By Patrick Tucker,
Published by Defense One, 17 June 2021
In the first experiment of its kind, military researchers will attempt to link drones to satellites via light.
Early next year, the U.S. military’s Space Development Agency will test whether low-earth orbit satellites can communicate with an MQ-9 Reaper drone via optical links, or lasers.
If the experiment is successful, it will pave the way for a new, less hackable means of communication between drones, jets, and other weapons and commanders and operators from afar.

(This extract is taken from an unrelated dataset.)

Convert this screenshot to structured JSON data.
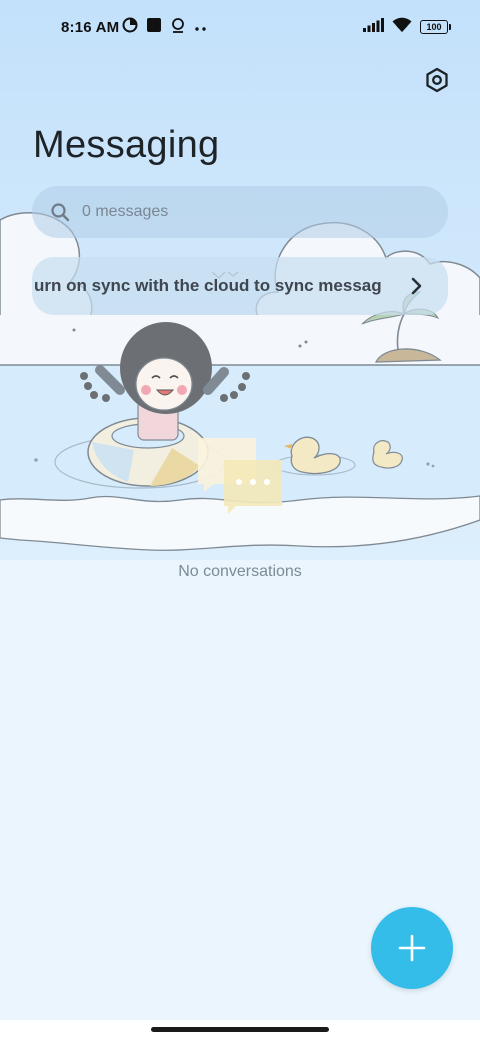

“In just a few short days, we’ll be launching several satellites. Two of those are [MQ-9 maker] General Atomics satellites to be able to do the laser conductivity in space,” Derek Tournear, the head of the Space Development Agency, told Defense One during a taping of a segment to air next week during the Defense One Tech Summit. “Then those satellites will also be able to do the laser conductivity down directly to an MQ-9 platform.”
Satellite communication to drones, ships, and other assets via radio frequency is decades old. It served the military well in places like Iraq and Afghanistan, where the United States did not face adversaries with complex air defenses or the ability to jam radio signals on drones.
But as the military preps for a potential contest against much more high-tech adversaries, radio signals from space present a vulnerability.
“With [radio frequency] you can jam that… if you can just put out a lot of power on the ground and overpower the receiver,” Tournear said. “With optics, with light, it’s completely different because…essentially you have a very narrow band…So if you want to jam that signal you actually have to get a light laser that shines directly down into that telescope, so that’s extremely difficult to do. It’s not technically feasible to be able to do that over a wide area. So that’s a big advantage.”